I've been meaning to document how I wrapped the Twitter API ... in 4.5 seconds.   There is a very powerful feature in .NET is a tool in the sdk called xsd.exe.  Darren David actually has a fabulous post on exactly the power of this tool: never touch a DOM or XPATH again!   His post explains what is happening under the hood with xsd.exe quite nicely. I'd definitely recommend reading his post.  I figured it might be interesting for folks to see the exact steps I took to wrap the Twitter API:

1. Grab an instance of the public timeline from Twitter and pass that to xsd.exe to infer a schema as follows: xsd http://twitter.com/statuses/public_timeline.xml which creates public_timeline.xsd

3. Use the inferred schema to generate classes: xsd public_timeline.xsd

4. Walla!  We now have a class to party on called public_timeline.cs

5. To instantiate the class with live data, it is as simple as the following:

System.Xml.Serialization.XmlSerializer serializer = new System.Xml.Serialization.XmlSerializer(typeof(statuses));

statuses s = serializer.Deserialize(new System.Xml.XmlTextReader("http://twitter.com/statuses/public_timeline.xml")) as statuses;

And there you have it.  No DOM, no XPATH, no RegEx.  Now, if we want to take this wrapper to the next level, there are a few things we can do.  First, you will notice that Twitter returns the data as a string.  That's kind of a bummer; it would be nice to have it as a strongly typed DateTime.  Here's the line of code to do that:

DateTime date = DateTime.ParseExact(s.created_at, "ddd MMM dd HH:mm:ss zzzzz yyyy", CultureInfo.InvariantCulture, DateTimeStyles.AdjustToUniversal);

Another thing that you'll need to do is authenticate when you contact Twitter if you want data other than the public timeline.  Here's how to do that:

using (WebClient client = new WebClient())
{
client.Credentials = new NetworkCredential(TWITTER_USERNAME, TWITTER_PASSWORD);
statuses s = serializer.Deserialize(client.OpenRead(TWITTER_URL)) as statuses;
}

Of course, the TWITTER variables need to be set with the username, password and particular URL to the Twitter feed you are looking for. 
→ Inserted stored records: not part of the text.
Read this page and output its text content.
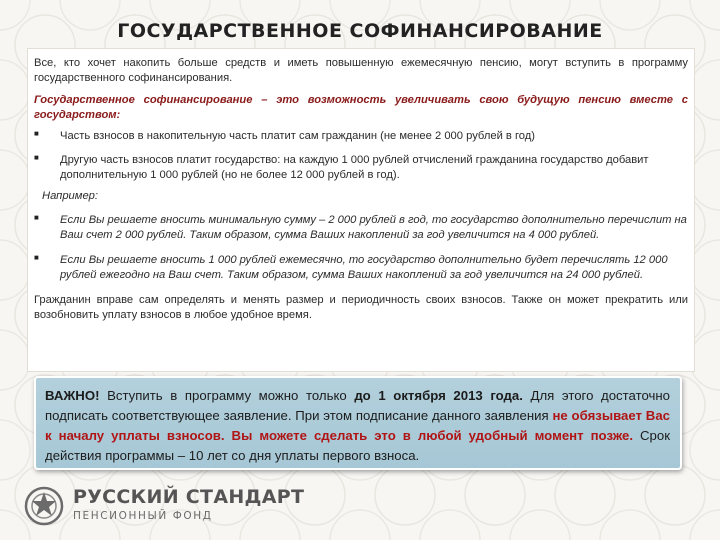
ГОСУДАРСТВЕННОЕ СОФИНАНСИРОВАНИЕ

Все, кто хочет накопить больше средств и иметь повышенную ежемесячную пенсию, могут вступить в программу государственного софинансирования.

Государственное софинансирование – это возможность увеличивать свою будущую пенсию вместе с государством:

■ Часть взносов в накопительную часть платит сам гражданин (не менее 2 000 рублей в год)
■ Другую часть взносов платит государство: на каждую 1 000 рублей отчислений гражданина государство добавит дополнительную 1 000 рублей (но не более 12 000 рублей в год).
Например:
■ Если Вы решаете вносить минимальную сумму – 2 000 рублей в год, то государство дополнительно перечислит на Ваш счет 2 000 рублей. Таким образом, сумма Ваших накоплений за год увеличится на 4 000 рублей.
■ Если Вы решаете вносить 1 000 рублей ежемесячно, то государство дополнительно будет перечислять 12 000 рублей ежегодно на Ваш счет. Таким образом, сумма Ваших накоплений за год увеличится на 24 000 рублей.

Гражданин вправе сам определять и менять размер и периодичность своих взносов. Также он может прекратить или возобновить уплату взносов в любое удобное время.

ВАЖНО! Вступить в программу можно только до 1 октября 2013 года. Для этого достаточно подписать соответствующее заявление. При этом подписание данного заявления не обязывает Вас к началу уплаты взносов. Вы можете сделать это в любой удобный момент позже. Срок действия программы – 10 лет со дня уплаты первого взноса.
РУССКИЙ СТАНДАРТ
ПЕНСИОННЫЙ ФОНД
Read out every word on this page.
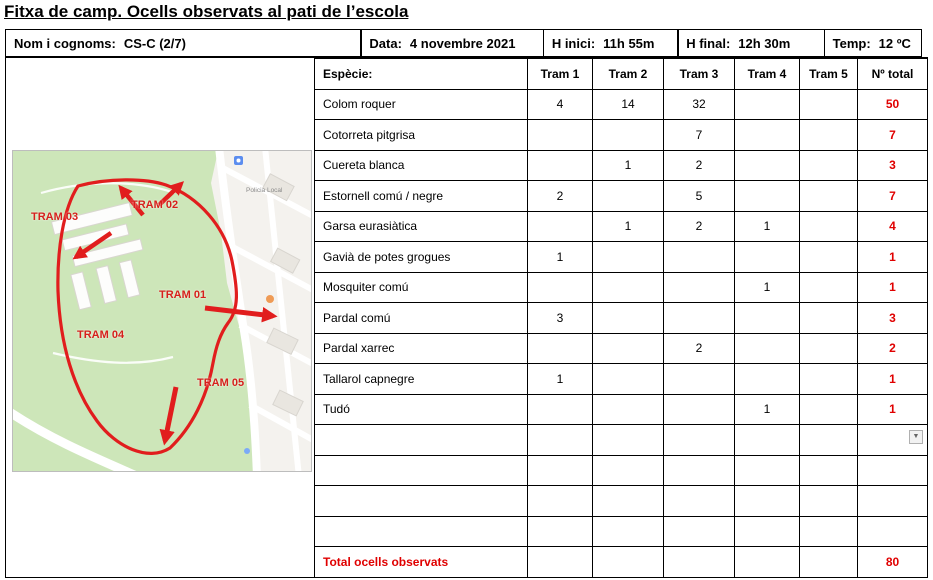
Fitxa de camp. Ocells observats al pati de l’escola
Nom i cognoms: CS-C (2/7)	Data: 4 novembre 2021	H inici: 11h 55m H final: 12h 30m	Temp: 12 ºC
TRAM 01
TRAM 02
TRAM 03
TRAM 04
TRAM 05
Policia Local
Espècie:	Tram 1	Tram 2	Tram 3	Tram 4	Tram 5	Nº total
Colom roquer	4	14	32			50
Cotorreta pitgrisa			7			7
Cuereta blanca		1	2			3
Estornell comú / negre	2		5			7
Garsa eurasiàtica		1	2	1		4
Gavià de potes grogues	1					1
Mosquiter comú				1		1
Pardal comú	3					3
Pardal xarrec			2			2
Tallarol capnegre	1					1
Tudó				1		1

Total ocells observats						80
▼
Another thing to think about doing is making the calls to Twitter on a different thread.  My recommendation for doing that is to implement Dan Crevier's Data-View-View Model.  This frees the UI thread from any calls to Twitter and provides a really nice model for marshalling data between the threads.  In fact, I did just this in my Flitter and Flitterbook implementations, which you can check out in the source code.

The final thing to think about, which I just recently implemented in some code I was working on, was to make the naming conventions look prettier.  Darren David alluded to this in his post but he's been so busy with the totally amazing HP Multi Touch kiosk he built (which you have to check out the videos for if you haven't yet) that he hasn't posted his part II.  But I imagine he's going to talk about using partial classes so as to make the class look prettier without touching the generated code.  This came in real handy with the Twitter API which generated some code with ugly array structures that I wasn't so keen on. I also had a need to use a kind of cool feature of WPF databinding where I wanted to reuse a datatemplate between two different objects (Twitter status and Facebook status) by just having them share names, such as AvatarURL, rather than create two templates that were fundamentally identitcal except for the data object. As such, I created a partial class with a bunch of getters as follows:

public partial class statusesStatus
{
public DateTime Date
{
get
{
return DateTime.ParseExact((string)this.created_at, "ddd MMM dd HH:mm:ss zzzzz yyyy", CultureInfo.InvariantCulture, DateTimeStyles.AdjustToUniversal);
}
}

public string AvatarUrl
{
get
{
return this.user[0].profile_image_url;
}
}

public string Text
{
get
{
return this.text;
}
}

public string UserName
{
get
{
return this.user[0].screen_name;
}
}

public string Location
{
get
{
return this.user[0].location;
}
}

}

Now I have a much prettier class without touching the generated code from xsd.exe.  Sorry for stealing Part II Darren. I couldn't help myself, as I have been meaning to write this post for about 2 months!